Wenn Angaben fehlen - Was gibt Anhaltspunkte, um den Nutri-Score trotzdem einschätzen zu können?

Warum Hersteller den Nutri-Score nicht aufdrucken

Manche Hersteller kommunizieren offen, warum sie den Nutri-Score nicht aufdrucken wollen. Nicht immer ist der Grund, dass sie etwas verbergen wollen.

    1. Grund: Die Produkte sind offensichtlich zum seltenen Verzehr geeignet.

      Ganz ehrlich, was hat es für einen Sinn, sein komplettes Produktportfolio an Süßigkeiten mit einem roten E zu bedrucken. Das kann sich der Verbraucher doch denken. Es ist allgemein bekannt, dass Süßigkeiten keine Hauptmahlzeiten sein sollen.

        2. Grund: Er hat eher unausgewogene Produkte

          Der Hersteller darf keine Auswahl treffen, welche Produkte er bedruckt und welche nicht. Wenn, dann müssen alle Produkte einer Marke gekennzeichnet sein. Wenn er zu 20% C, zu 40% D und 40% E- Produkte anbietet, wird er sich nicht wegen der C-Produkte für den Nutri-Score entscheiden.

            3. Grund: Der Hersteller bewertet den Nutri-Score als unzureichende Lösung

              Unilever sieht im Nutri-Score eher wenig Nutzen, da er nicht die Bedeutung der Lebensmittelvielfalt für die Ernährung abbildet und den Verbraucher nur eingeschränkt eine Hilfestellung für eine ausgewogene Ernährung ist.
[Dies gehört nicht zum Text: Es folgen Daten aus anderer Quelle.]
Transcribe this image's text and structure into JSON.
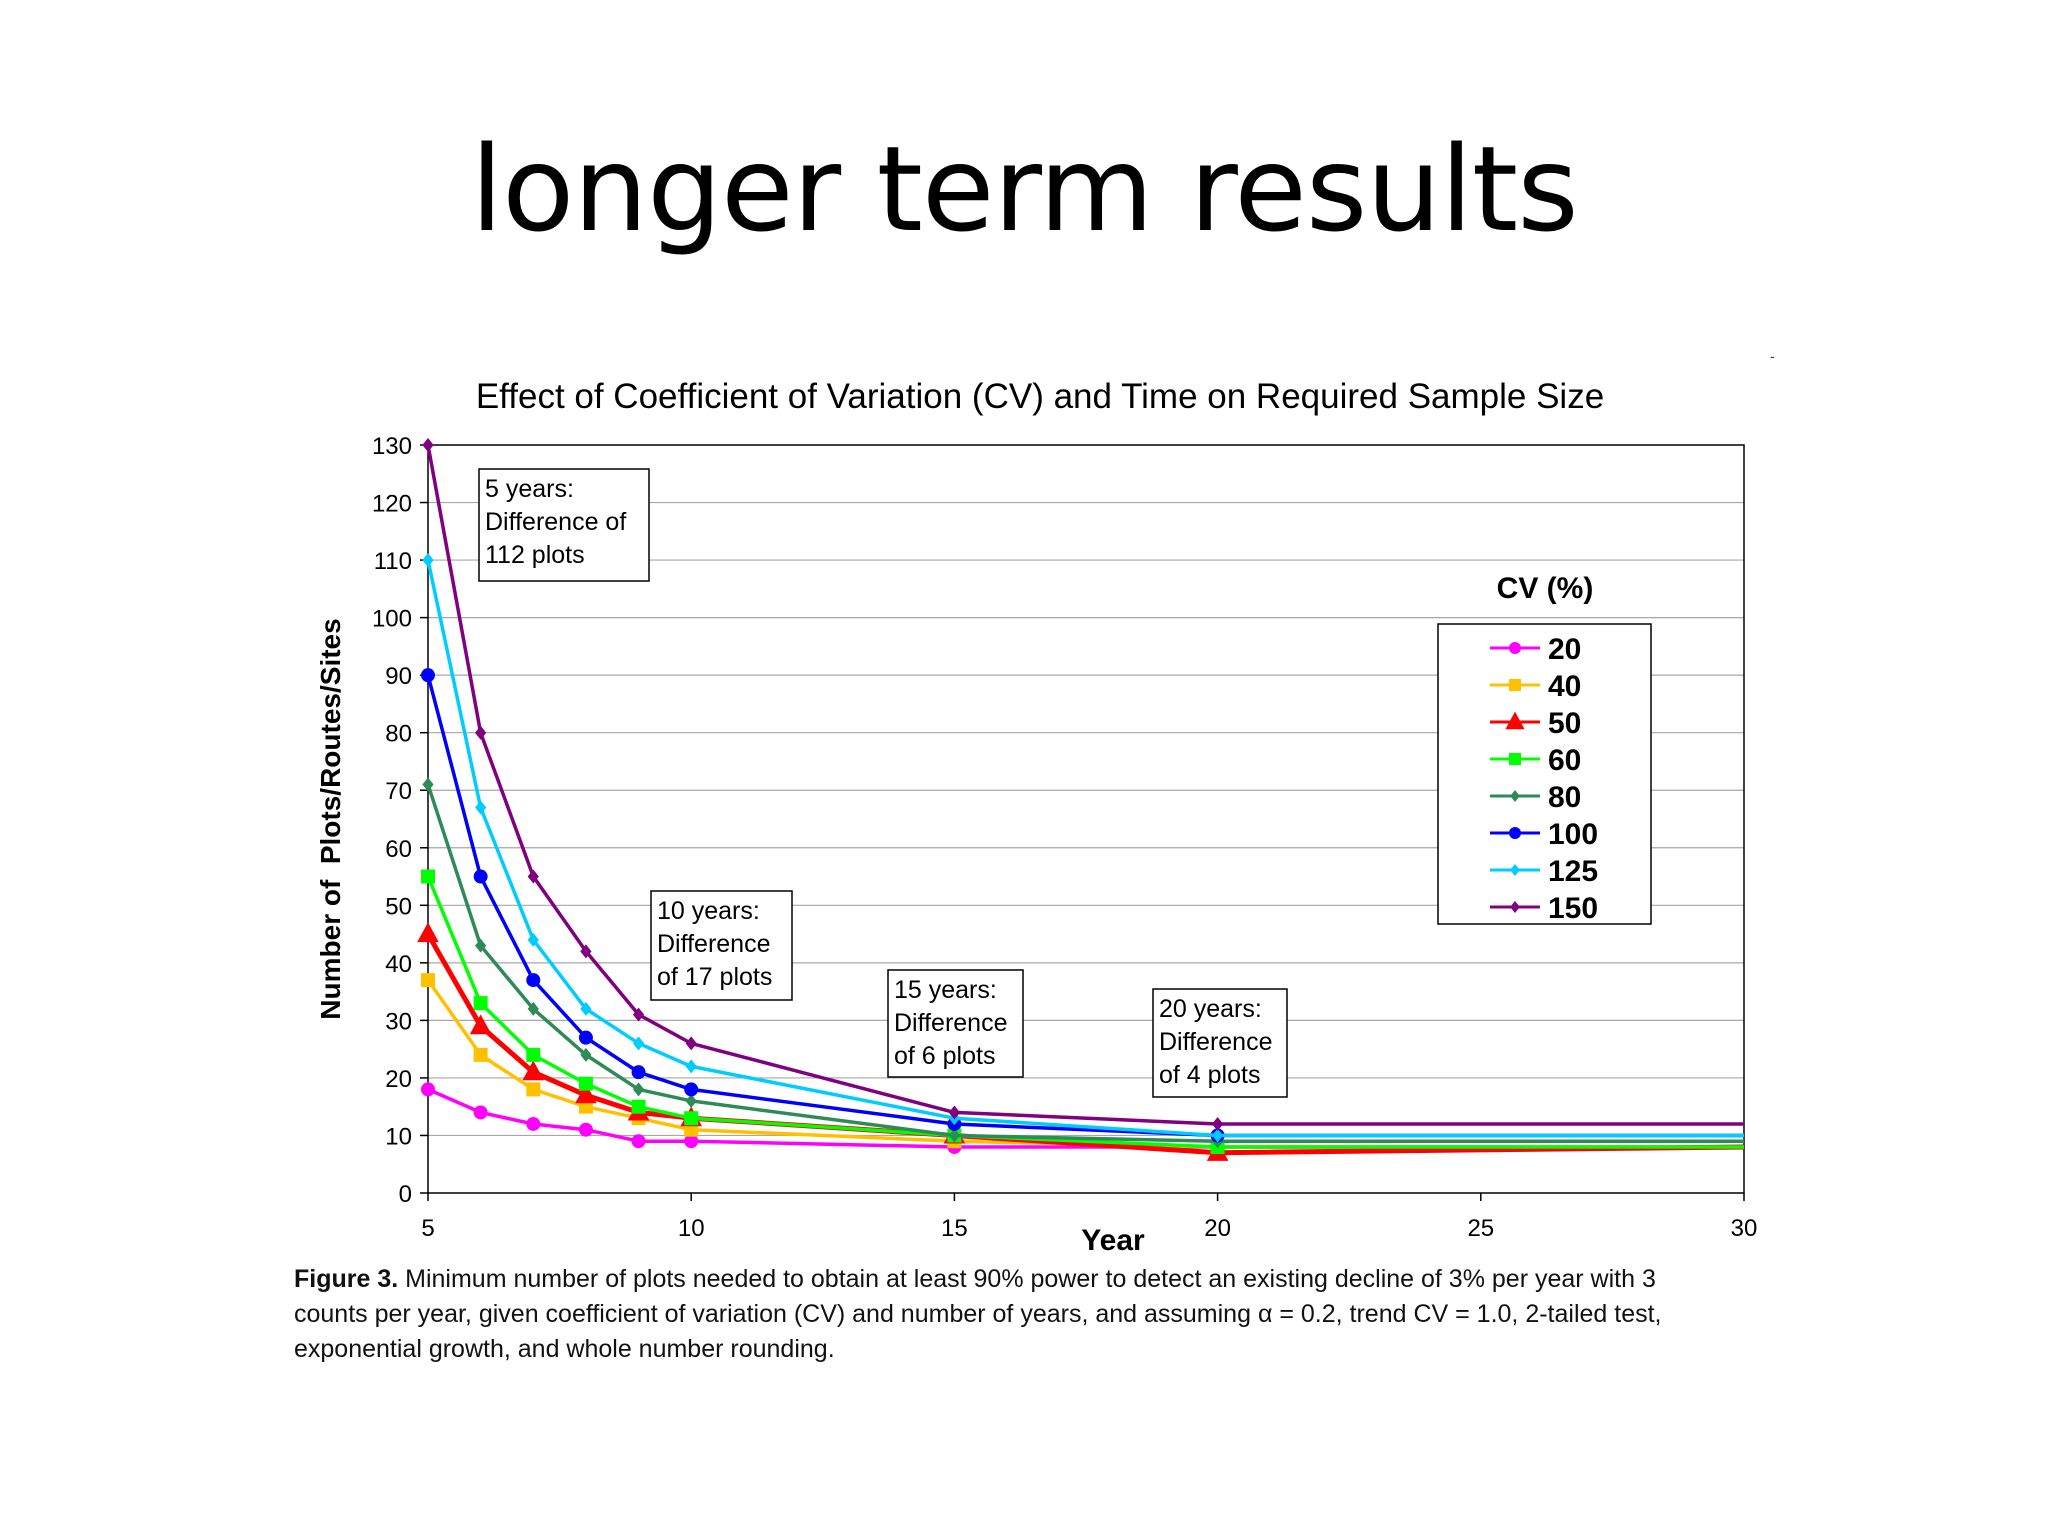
{
  "slide": {
    "title": "longer term results",
    "stray_mark": "-"
  },
  "chart_data": {
    "type": "line",
    "title": "Effect of Coefficient of Variation (CV) and Time on Required Sample Size",
    "xlabel": "Year",
    "ylabel": "Number of  Plots/Routes/Sites",
    "xlim": [
      5,
      30
    ],
    "ylim": [
      0,
      130
    ],
    "x_ticks": [
      5,
      10,
      15,
      20,
      25,
      30
    ],
    "y_ticks": [
      0,
      10,
      20,
      30,
      40,
      50,
      60,
      70,
      80,
      90,
      100,
      110,
      120,
      130
    ],
    "grid": "horizontal",
    "legend": {
      "title": "CV (%)",
      "placement": "right"
    },
    "series": [
      {
        "name": "20",
        "color": "#FF00FF",
        "marker": "circle",
        "x": [
          5,
          6,
          7,
          8,
          9,
          10,
          15,
          20,
          30
        ],
        "values": [
          18,
          14,
          12,
          11,
          9,
          9,
          8,
          8,
          8
        ]
      },
      {
        "name": "40",
        "color": "#FFC000",
        "marker": "square",
        "x": [
          5,
          6,
          7,
          8,
          9,
          10,
          15,
          20,
          30
        ],
        "values": [
          37,
          24,
          18,
          15,
          13,
          11,
          9,
          8,
          8
        ]
      },
      {
        "name": "50",
        "color": "#FF0000",
        "marker": "triangle",
        "x": [
          5,
          6,
          7,
          8,
          9,
          10,
          15,
          20,
          30
        ],
        "values": [
          45,
          29,
          21,
          17,
          14,
          13,
          10,
          7,
          8
        ]
      },
      {
        "name": "60",
        "color": "#00FF00",
        "marker": "square",
        "x": [
          5,
          6,
          7,
          8,
          9,
          10,
          15,
          20,
          30
        ],
        "values": [
          55,
          33,
          24,
          19,
          15,
          13,
          10,
          8,
          8
        ]
      },
      {
        "name": "80",
        "color": "#2E8B57",
        "marker": "diamond",
        "x": [
          5,
          6,
          7,
          8,
          9,
          10,
          15,
          20,
          30
        ],
        "values": [
          71,
          43,
          32,
          24,
          18,
          16,
          10,
          9,
          9
        ]
      },
      {
        "name": "100",
        "color": "#0000FF",
        "marker": "circle",
        "x": [
          5,
          6,
          7,
          8,
          9,
          10,
          15,
          20,
          30
        ],
        "values": [
          90,
          55,
          37,
          27,
          21,
          18,
          12,
          10,
          10
        ]
      },
      {
        "name": "125",
        "color": "#00CCFF",
        "marker": "diamond",
        "x": [
          5,
          6,
          7,
          8,
          9,
          10,
          15,
          20,
          30
        ],
        "values": [
          110,
          67,
          44,
          32,
          26,
          22,
          13,
          10,
          10
        ]
      },
      {
        "name": "150",
        "color": "#800080",
        "marker": "diamond",
        "x": [
          5,
          6,
          7,
          8,
          9,
          10,
          15,
          20,
          30
        ],
        "values": [
          130,
          80,
          55,
          42,
          31,
          26,
          14,
          12,
          12
        ]
      }
    ],
    "annotations": [
      {
        "lines": [
          "5 years:",
          "Difference of",
          "112 plots"
        ]
      },
      {
        "lines": [
          "10 years:",
          "Difference",
          "of 17 plots"
        ]
      },
      {
        "lines": [
          "15 years:",
          "Difference",
          "of 6 plots"
        ]
      },
      {
        "lines": [
          "20 years:",
          "Difference",
          "of 4 plots"
        ]
      }
    ]
  },
  "caption": {
    "label": "Figure 3.",
    "text": "Minimum number of plots needed to obtain at least 90% power to detect an existing decline of 3% per year with 3 counts per year, given coefficient of variation (CV) and number of years, and assuming α = 0.2, trend CV = 1.0, 2-tailed test, exponential growth, and whole number rounding."
  }
}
                4. Grund: Der Nutri-Score werte andere Produkteigenschaften ab

                  Wheaty reagierte auf ein Marktcheck der Verbraucherzentrale, bei dem auch zwei ihrer veganen Produkte dabei waren: „Wir wehren uns aber vehement gegen eine missverständliche Abwertung unbedenklicher, hochwertiger Rohstoffe, wie wir sie verwenden.“ Nutri-Score versage bei den Pflanzenölen. Deswegen gibt es keine Zustimmung für das Label.
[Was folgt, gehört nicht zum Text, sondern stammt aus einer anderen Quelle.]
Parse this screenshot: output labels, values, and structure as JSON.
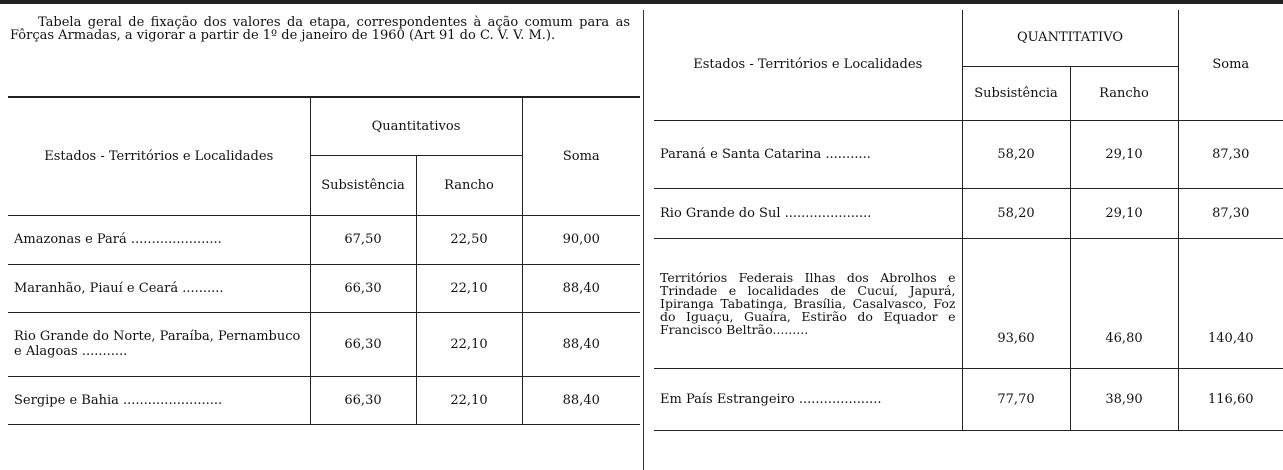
{
  "intro": "Tabela geral de fixação dos valores da etapa, correspondentes à ação comum para as Fôrças Armadas, a vigorar a partir de 1º de janeiro de 1960 (Art 91 do C. V. V. M.).",
  "left_table": {
    "headers": {
      "label": "Estados - Territórios e Localidades",
      "group": "Quantitativos",
      "sub": "Subsistência",
      "rancho": "Rancho",
      "soma": "Soma"
    },
    "rows": [
      {
        "label": "Amazonas e Pará ......................",
        "sub": "67,50",
        "rancho": "22,50",
        "soma": "90,00"
      },
      {
        "label": "Maranhão, Piauí e Ceará ..........",
        "sub": "66,30",
        "rancho": "22,10",
        "soma": "88,40"
      },
      {
        "label": "Rio Grande do Norte, Paraíba, Pernambuco e Alagoas ...........",
        "sub": "66,30",
        "rancho": "22,10",
        "soma": "88,40"
      },
      {
        "label": "Sergipe e Bahia ........................",
        "sub": "66,30",
        "rancho": "22,10",
        "soma": "88,40"
      }
    ]
  },
  "right_table": {
    "headers": {
      "label": "Estados - Territórios e Localidades",
      "group": "QUANTITATIVO",
      "sub": "Subsistência",
      "rancho": "Rancho",
      "soma": "Soma"
    },
    "rows": [
      {
        "label": "Paraná e Santa Catarina ...........",
        "sub": "58,20",
        "rancho": "29,10",
        "soma": "87,30"
      },
      {
        "label": "Rio Grande do Sul .....................",
        "sub": "58,20",
        "rancho": "29,10",
        "soma": "87,30"
      },
      {
        "label": "Territórios Federais Ilhas dos Abrolhos e Trindade e localidades de Cucuí, Japurá, Ipiranga Tabatinga, Brasília, Casalvasco, Foz do Iguaçu, Guaíra, Estirão do Equador e Francisco Beltrão.........",
        "sub": "93,60",
        "rancho": "46,80",
        "soma": "140,40"
      },
      {
        "label": "Em País Estrangeiro ....................",
        "sub": "77,70",
        "rancho": "38,90",
        "soma": "116,60"
      }
    ]
  }
}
                    5. Grund: Kein fairer Wettbewerb durch das Nutzen von Zusatzstoffen

                      Bio-Unternehmen sehen ebenfalls Schwächen in dem neuen Farben-Logo. Der Bundesverband Naturkost Naturwaren schreibt: „Aktuell werden Bio-Lebensmittel, die gesünder und nachhaltiger sind, durch den Nutri-Score benachteiligt.“ Da der Nutri-Score Ersatzstoffe nicht erfasst, könnten konventionelle Lebensmittelhersteller ihre Rezepturen schönen, während das bei Bio-Lebensmitteln nur sehr eingeschränkt möglich ist. So kämen konventionelle Lebensmittel gesünder daher. „Sie sind außerdem durch den Verzicht auf chemisch-synthetische Pestizide bei der Erzeugung und mit möglichst naturbelassenen Zutaten auch die gesünderen Lebensmittel. Deswegen kann es nicht angehen, dass ein Label, das zu gesunder Ernährung hinführen soll, diese Tatsachen unberücksichtigt lässt.“, sagt Kathrin Jäckel, BNN-Geschäftsführerin.
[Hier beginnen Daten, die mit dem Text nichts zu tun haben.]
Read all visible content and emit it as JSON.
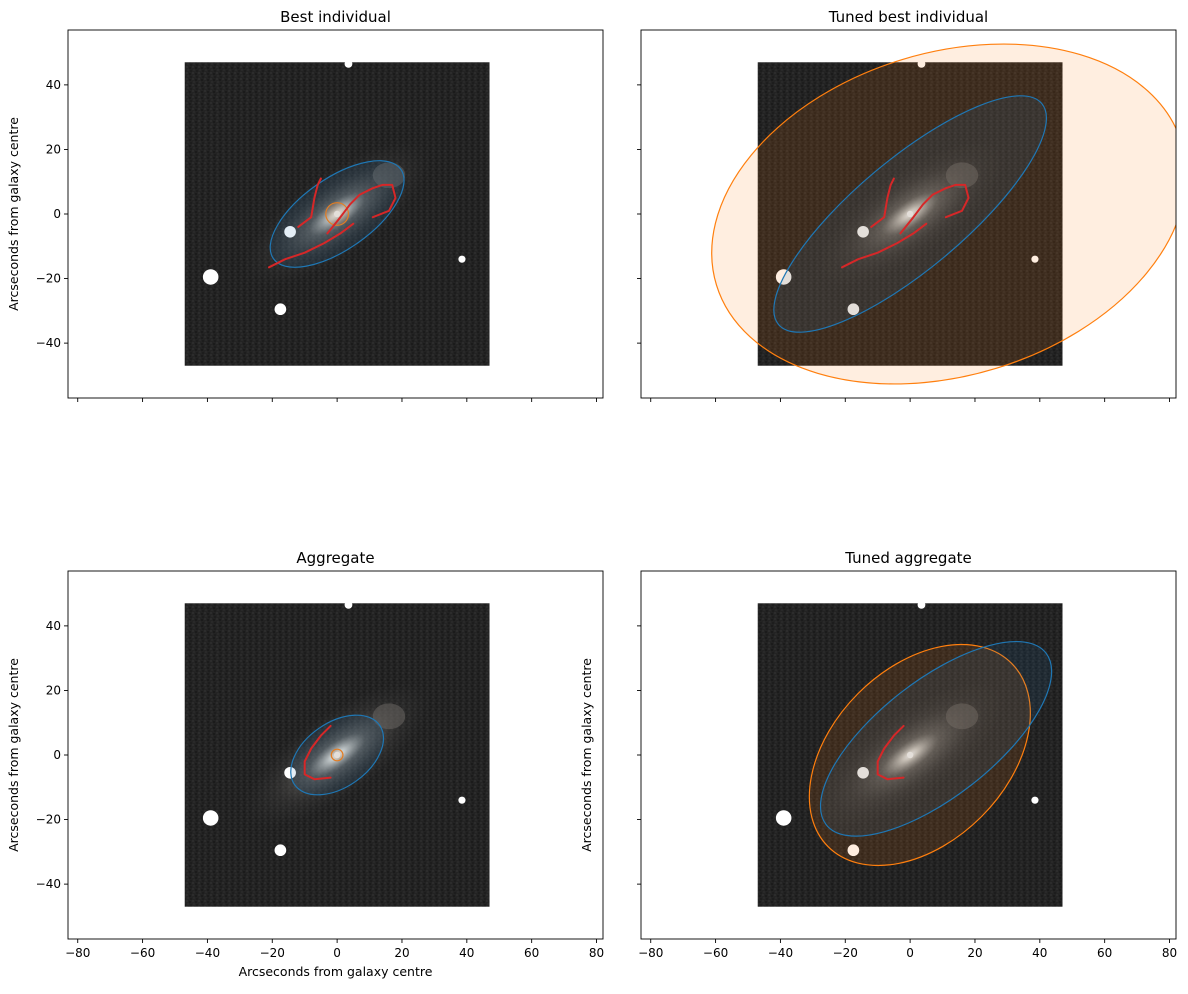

                      Das gängigste Beispiel der Nutri-Score-Skeptiker ist der Vergleich zwischen Apfelsaft mit Cola light. Während der Saft mit einem gelben „C“ bewertet wird, bekommt eine Cola light ein „B“. Das wären zu große Mängel und so lehnen Hersteller die Nährwertkennzeichnung ab.

                      Welche Internetseiten oder Apps helfen bei der Nutri-Score-Berechnung?

                      Wenn die Hersteller es nicht freiwillig machen, dann rechnen wir das für sie. Die Berechnungsgrundlage ist frei verfügbar. Die Seite OpenFoodFacts bietet eine offene Datenbank für Lebensmittel, in die jeder Produkte einstellen kann. Anbieter ist eine Non-Profit-Organisation aus Frankreich. Auf der Website und in der mobilen kostenlosen App finden sich 800.000 Produkte. Der Verbraucher scannt den Barcode des Produktes und bekommt die Nährwertangaben angezeigt. Dabei wird auch der Nutri-Score angegeben. Wenn ein Produkt noch nicht in der Datenbank ist, können die Nutzer es selbst nachtragen.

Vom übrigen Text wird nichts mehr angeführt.